Num arrebatamento de fúria burocratizante, o governo federal editou, no dia 28 de junho, a medida provisória nº 2.220/01, conhecida como "MP dos Cartórios Virtuais". Tendendo para o ucasse, um daqueles decretos czaristas, a medida joga no lixo os projetos sobre o assunto que tramitam no Congresso Nacional e determina uma centralização absurda.Em todo o mundo, o crescente uso de documentos e de transações eletrônicas exige formas de fiscalização. Ora, as pessoas e as empresas transacionam cada vez mais pela internet, as movimentações bancárias on-line são uma realidade e os próprios atos do poder público estão sendo agilizados pelo uso do meio eletrônico. Busca-se, então, assegurar a integridade, a autenticidade e a validade jurídica dos documentos produzidos eletronicamente. Alguns modos de certificação que indicam um bom caminho a seguir já são usados na rede de computadores. Caracterizam-se pela pulverização do controle, o que dá à sociedade maior responsabilidade e segurança sobre seu uso. Propostas em discussão no Parlamento também acatam esse princípio, mais razoável.

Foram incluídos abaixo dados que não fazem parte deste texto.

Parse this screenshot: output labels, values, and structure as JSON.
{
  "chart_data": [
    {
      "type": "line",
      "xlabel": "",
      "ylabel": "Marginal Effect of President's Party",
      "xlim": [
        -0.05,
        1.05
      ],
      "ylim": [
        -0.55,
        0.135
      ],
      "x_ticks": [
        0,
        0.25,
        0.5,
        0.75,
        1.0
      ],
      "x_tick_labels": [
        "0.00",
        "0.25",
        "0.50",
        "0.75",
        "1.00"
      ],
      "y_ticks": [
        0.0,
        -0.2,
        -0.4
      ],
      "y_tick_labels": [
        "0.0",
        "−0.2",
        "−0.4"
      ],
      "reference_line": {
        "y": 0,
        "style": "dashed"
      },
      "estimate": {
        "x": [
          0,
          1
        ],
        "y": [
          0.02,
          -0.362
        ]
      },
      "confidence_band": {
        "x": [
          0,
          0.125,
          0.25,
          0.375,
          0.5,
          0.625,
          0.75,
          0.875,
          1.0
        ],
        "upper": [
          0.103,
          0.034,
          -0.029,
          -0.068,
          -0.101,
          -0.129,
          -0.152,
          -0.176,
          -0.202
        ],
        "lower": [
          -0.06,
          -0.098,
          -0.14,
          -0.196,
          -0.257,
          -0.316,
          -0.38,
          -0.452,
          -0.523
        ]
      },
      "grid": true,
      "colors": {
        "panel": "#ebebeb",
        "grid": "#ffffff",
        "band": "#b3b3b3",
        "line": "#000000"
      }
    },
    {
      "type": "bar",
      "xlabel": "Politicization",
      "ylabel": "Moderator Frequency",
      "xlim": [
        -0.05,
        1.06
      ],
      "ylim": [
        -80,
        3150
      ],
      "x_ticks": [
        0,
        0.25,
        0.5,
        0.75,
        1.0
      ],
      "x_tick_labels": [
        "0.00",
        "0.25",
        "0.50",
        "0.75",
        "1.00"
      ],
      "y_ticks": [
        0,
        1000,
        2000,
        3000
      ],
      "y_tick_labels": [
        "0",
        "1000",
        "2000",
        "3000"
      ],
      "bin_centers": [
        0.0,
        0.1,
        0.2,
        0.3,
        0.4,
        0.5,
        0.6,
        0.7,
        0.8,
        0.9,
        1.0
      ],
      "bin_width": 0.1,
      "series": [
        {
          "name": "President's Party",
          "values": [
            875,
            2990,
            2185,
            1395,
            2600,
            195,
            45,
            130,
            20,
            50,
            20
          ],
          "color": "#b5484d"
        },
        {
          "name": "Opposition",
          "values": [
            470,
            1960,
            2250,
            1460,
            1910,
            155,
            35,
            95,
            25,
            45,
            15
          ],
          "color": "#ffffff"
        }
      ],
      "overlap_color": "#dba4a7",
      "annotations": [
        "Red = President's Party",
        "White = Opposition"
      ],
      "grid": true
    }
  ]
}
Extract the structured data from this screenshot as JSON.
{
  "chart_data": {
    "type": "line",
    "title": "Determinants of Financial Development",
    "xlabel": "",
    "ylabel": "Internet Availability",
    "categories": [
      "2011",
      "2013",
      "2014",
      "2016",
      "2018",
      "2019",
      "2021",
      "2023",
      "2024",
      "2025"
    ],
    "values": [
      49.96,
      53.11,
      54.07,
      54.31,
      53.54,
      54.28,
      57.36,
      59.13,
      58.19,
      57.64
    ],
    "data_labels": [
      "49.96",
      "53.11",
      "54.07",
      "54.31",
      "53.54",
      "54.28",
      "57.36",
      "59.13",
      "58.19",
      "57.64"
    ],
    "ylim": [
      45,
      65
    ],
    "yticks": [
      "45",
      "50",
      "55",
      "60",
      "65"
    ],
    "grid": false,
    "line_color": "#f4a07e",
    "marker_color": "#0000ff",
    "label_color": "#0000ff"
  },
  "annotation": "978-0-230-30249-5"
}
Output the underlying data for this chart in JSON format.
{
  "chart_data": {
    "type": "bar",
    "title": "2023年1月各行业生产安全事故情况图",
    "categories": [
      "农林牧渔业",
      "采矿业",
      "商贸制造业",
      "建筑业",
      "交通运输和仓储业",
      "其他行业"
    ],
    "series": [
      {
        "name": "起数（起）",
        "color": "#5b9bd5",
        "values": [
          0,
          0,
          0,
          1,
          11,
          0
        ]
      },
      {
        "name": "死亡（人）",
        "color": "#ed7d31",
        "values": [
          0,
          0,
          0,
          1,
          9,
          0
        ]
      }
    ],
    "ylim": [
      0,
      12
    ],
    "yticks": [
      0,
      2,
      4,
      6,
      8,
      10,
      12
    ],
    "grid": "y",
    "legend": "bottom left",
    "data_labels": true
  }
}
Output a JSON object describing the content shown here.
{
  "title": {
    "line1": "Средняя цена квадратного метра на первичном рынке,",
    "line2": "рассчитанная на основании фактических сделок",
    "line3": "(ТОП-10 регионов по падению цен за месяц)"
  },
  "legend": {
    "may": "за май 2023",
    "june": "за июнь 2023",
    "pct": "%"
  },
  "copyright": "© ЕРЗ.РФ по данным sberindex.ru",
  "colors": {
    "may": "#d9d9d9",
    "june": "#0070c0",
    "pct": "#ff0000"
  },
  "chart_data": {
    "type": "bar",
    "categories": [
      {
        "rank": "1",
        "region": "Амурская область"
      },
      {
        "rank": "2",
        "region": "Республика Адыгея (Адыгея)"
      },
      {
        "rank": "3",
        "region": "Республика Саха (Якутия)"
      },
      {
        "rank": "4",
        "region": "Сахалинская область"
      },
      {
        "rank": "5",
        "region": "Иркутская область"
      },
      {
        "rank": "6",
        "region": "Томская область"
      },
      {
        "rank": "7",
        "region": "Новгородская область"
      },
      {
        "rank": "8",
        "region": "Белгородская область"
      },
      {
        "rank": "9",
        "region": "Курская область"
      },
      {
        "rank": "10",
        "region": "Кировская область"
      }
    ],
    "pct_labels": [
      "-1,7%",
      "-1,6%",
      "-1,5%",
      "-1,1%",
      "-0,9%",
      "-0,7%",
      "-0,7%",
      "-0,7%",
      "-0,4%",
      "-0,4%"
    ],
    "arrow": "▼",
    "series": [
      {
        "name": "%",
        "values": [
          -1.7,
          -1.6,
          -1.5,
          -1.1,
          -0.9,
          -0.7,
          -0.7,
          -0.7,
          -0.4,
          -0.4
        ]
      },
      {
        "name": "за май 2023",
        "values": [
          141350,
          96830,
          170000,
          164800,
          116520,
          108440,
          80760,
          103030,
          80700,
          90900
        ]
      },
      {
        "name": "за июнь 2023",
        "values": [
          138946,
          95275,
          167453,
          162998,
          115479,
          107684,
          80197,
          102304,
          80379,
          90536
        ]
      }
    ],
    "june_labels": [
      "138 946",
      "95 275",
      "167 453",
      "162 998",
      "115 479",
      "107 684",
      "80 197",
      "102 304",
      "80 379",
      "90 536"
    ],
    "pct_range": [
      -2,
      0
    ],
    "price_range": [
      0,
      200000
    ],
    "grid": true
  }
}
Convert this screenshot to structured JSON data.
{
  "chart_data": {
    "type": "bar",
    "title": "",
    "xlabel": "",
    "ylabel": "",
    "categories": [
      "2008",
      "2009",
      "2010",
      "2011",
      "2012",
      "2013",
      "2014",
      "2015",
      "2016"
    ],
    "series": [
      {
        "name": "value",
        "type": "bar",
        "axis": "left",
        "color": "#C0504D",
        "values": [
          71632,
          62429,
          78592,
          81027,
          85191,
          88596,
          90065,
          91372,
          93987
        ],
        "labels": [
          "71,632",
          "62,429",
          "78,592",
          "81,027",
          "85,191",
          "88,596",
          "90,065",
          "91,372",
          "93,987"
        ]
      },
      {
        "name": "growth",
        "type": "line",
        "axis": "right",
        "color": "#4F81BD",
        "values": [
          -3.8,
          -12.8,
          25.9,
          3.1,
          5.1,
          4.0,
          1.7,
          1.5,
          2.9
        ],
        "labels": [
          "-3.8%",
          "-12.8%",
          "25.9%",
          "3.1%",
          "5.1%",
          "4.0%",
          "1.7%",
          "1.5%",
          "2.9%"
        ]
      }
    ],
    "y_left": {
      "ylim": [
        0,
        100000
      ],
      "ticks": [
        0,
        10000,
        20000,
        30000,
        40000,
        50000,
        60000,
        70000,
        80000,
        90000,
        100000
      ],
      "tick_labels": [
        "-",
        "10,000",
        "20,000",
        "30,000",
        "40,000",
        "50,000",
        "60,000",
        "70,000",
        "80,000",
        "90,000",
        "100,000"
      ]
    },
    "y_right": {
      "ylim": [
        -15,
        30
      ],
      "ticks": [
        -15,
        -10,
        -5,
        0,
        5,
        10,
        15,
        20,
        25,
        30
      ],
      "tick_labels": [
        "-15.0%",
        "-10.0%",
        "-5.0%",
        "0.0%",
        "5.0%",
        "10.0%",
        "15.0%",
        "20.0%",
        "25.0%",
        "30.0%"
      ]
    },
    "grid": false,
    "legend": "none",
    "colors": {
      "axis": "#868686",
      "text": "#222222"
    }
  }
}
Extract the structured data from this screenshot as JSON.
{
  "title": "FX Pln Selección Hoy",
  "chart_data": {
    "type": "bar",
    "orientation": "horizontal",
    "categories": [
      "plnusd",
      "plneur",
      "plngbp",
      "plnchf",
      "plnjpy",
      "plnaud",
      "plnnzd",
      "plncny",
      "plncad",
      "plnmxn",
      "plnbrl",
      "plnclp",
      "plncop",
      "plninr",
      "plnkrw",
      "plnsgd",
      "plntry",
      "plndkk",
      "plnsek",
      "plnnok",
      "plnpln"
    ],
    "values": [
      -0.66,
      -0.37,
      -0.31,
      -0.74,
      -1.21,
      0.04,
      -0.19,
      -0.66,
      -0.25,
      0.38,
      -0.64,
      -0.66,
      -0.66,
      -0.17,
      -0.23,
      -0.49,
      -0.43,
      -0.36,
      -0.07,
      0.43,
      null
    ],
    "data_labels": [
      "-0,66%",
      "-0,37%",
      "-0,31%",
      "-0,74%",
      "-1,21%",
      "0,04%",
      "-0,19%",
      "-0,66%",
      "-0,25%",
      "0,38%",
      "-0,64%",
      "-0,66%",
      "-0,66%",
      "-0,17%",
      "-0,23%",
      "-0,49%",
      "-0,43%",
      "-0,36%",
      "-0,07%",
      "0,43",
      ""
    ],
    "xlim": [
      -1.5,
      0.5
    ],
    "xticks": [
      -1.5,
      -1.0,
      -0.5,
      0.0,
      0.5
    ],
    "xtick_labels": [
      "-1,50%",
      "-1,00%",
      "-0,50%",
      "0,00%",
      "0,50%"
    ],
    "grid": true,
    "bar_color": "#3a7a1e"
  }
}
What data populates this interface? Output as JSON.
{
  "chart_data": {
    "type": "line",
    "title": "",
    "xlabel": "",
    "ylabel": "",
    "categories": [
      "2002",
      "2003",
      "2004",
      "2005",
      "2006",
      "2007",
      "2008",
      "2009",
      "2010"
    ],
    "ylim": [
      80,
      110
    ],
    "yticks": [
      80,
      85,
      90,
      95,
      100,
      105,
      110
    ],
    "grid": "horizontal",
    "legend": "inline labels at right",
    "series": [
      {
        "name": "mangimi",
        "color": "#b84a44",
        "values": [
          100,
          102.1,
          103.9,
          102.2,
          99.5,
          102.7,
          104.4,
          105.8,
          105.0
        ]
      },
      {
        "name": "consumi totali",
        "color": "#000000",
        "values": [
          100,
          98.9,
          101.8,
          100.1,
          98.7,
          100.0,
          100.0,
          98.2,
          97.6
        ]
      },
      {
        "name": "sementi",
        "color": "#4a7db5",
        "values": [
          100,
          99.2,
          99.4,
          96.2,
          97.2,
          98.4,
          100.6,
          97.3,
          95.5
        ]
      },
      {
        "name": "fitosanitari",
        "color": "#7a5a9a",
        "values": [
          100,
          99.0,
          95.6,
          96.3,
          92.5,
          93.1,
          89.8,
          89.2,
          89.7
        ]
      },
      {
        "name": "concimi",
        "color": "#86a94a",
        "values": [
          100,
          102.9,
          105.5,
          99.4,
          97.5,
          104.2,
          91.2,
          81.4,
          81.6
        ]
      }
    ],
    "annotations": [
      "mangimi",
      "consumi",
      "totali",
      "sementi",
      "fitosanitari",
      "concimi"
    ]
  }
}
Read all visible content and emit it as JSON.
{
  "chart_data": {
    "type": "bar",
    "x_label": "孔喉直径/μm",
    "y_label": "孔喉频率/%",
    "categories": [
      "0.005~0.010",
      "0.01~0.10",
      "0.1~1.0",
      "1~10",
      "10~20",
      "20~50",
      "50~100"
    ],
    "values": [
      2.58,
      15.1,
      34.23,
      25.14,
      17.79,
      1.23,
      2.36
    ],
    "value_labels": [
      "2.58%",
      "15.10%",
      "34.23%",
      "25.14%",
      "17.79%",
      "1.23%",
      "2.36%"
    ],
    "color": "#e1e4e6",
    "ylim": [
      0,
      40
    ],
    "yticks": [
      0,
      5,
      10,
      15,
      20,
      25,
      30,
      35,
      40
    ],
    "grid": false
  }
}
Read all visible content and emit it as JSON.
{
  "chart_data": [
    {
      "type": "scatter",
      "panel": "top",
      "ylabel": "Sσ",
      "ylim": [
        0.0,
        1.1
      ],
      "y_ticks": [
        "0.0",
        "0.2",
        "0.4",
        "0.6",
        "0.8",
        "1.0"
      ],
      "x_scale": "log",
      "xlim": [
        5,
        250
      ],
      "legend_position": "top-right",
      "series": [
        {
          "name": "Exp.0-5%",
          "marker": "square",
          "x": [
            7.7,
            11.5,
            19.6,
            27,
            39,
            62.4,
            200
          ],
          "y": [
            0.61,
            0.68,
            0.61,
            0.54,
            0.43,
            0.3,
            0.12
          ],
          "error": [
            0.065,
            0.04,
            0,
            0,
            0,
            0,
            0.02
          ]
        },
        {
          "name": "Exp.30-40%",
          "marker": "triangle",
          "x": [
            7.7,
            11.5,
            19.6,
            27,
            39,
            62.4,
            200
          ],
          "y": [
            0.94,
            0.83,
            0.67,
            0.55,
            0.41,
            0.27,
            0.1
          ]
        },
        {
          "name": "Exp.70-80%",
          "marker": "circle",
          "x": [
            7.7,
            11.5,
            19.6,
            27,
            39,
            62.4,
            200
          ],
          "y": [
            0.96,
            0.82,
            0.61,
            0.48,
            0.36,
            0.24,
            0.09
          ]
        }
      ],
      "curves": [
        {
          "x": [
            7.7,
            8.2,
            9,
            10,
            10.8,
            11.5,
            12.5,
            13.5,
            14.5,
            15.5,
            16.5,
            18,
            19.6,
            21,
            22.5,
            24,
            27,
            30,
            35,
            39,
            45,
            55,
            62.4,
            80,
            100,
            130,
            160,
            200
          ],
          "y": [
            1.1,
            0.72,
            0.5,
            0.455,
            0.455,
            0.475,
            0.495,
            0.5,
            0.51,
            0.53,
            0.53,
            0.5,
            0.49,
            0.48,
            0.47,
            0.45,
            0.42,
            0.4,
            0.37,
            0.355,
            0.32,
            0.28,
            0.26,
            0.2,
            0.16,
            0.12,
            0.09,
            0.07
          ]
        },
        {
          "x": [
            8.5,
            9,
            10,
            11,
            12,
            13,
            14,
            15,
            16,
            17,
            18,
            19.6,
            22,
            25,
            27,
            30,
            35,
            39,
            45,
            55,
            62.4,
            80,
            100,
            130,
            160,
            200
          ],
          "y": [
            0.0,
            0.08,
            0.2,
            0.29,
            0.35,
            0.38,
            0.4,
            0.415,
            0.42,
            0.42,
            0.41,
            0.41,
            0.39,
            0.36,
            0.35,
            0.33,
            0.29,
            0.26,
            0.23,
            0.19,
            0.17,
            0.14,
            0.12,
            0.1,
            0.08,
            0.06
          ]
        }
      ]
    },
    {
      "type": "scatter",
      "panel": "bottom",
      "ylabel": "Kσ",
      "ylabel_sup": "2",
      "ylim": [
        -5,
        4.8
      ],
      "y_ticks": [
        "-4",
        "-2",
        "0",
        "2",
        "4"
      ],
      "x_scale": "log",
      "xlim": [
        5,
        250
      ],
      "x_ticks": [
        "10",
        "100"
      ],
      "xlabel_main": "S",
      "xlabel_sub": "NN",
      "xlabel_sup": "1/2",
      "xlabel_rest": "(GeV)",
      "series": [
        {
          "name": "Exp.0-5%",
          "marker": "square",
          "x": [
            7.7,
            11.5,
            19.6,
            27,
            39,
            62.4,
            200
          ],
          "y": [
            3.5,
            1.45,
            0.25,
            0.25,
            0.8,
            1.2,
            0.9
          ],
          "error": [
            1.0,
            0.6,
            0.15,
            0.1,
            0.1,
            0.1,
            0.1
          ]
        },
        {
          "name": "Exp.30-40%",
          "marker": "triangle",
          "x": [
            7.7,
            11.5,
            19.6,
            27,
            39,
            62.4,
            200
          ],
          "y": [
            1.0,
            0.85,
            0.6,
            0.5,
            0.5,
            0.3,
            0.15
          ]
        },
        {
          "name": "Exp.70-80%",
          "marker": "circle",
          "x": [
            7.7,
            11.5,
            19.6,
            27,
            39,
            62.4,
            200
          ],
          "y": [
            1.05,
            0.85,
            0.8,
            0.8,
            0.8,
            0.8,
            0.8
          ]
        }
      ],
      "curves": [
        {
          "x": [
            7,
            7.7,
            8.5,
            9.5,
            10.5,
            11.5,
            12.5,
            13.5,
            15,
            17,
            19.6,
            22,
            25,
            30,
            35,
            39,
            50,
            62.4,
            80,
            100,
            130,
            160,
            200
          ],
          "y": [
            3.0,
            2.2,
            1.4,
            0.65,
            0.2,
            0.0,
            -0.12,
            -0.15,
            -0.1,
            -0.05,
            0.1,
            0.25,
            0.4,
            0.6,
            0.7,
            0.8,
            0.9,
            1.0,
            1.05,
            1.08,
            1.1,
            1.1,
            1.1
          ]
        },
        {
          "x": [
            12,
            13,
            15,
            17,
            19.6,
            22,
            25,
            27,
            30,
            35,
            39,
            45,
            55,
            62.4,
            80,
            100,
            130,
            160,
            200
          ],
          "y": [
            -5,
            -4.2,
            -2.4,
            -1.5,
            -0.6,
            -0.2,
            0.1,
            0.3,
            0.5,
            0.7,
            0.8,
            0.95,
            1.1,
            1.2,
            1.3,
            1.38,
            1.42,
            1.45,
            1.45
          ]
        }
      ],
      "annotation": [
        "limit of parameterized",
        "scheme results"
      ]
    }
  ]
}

Só que, se obedecido o modelo da MP, um todo-poderoso Comitê Gestor da ICP-Brasil (Infra-Estrutura de Chaves Públicas) vai controlar as empresas certificadoras dos documentos. Serão sete membros representantes do governo e quatro da sociedade civil -nomeados ao bel-prazer do presidente da República. Além disso, eles serão assessorados e receberão apoio técnico de um organismo ligado à Agência Brasileira de Inteligência. O efeito prático é que todos os documentos emitidos de forma eletrônica ficam sujeitos às disposições do comitê, o que vai contra as experiências internacionais e as propostas discutidas no Congresso.
Abre-se a porta para a formação de um "Grande Irmão", como o descrito por George Orwell. Pois muito pouco impediria o governo de controlar cadastros e transações privadas. A oposição à MP foi iniciada pela OAB. O mínimo a exigir é que a sociedade civil seja ouvida e que a discussão se dê no Congresso.